Considering our array, let us see the values of low and high at every iteration. We start off with low=3 and high=5 which are the positions immediately after 20 and the last position respectively.

Iteration | Low | High | Mid | A(mid) |

1 | 3 | 5 | 4 | 40 |

Now, we see that A[Mid] is 40 which is greater than 10+20. In the worst case, our answer can be 40, though there might be a chance that a better answer below 40 might be found. So, we change our interval to (Low, Mid), which is the same as changing the value of High to that of Mid. So in the second iteration, our values are:

Iteration | Low | High | Mid | A(mid) |

2 | 3 | 4 | 3 | 30 |

We carry out integer division so (3+4)/2 = 3. Now 30 is not greater than 10+20. Thus, we can rest assured that we can't find the required number in the interval Low to Mid inclusive. So we need to search for an answer in the interval (Mid+1, High) which is the same as changing the value of Low to that of Mid+1. So in the next iteration our values change to :

Iteration | Low | High | Mid | A(mid) |

3 | 4 | 4 | 4 | 40 |

We see that the values of Low and High are equal.

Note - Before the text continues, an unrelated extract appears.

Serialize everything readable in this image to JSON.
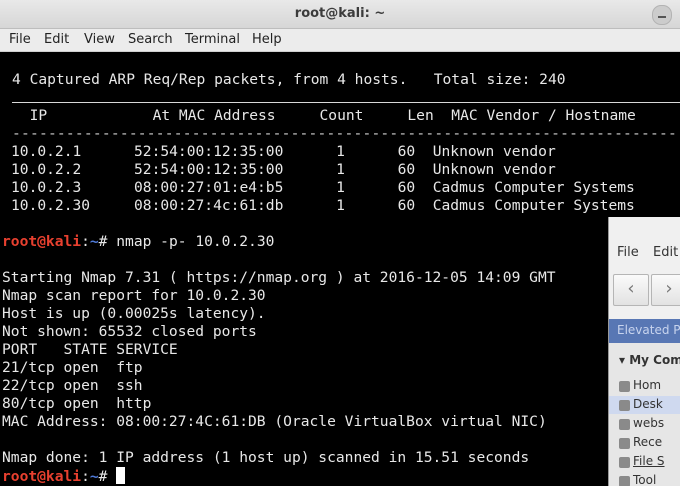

So we have either found the required value X or such a value does not exist. We break out of the loop and make a final check to see if A[Mid] is greater than 10+20 and we see that it is. So, all numbers greater than and including the value at position Mid will not form a triangle with our selected numbers 10 and 20. This number is '2' and the numbers are 40 and 50. We add this to our final answer and continue finding other triplets.

Some care needs to be taken so that we don't consider the same triplet more than once. For this, selection of the two numbers needs to be done in such a way that the position of the second number being selected is always greater than the position of the first number. Also, the position of the third number is greater than that of the second number.

With a bit of preprocessing and usage of extra memory, it is possible to find the answer with a lower time complexity. We leave that as an exercise for the reader.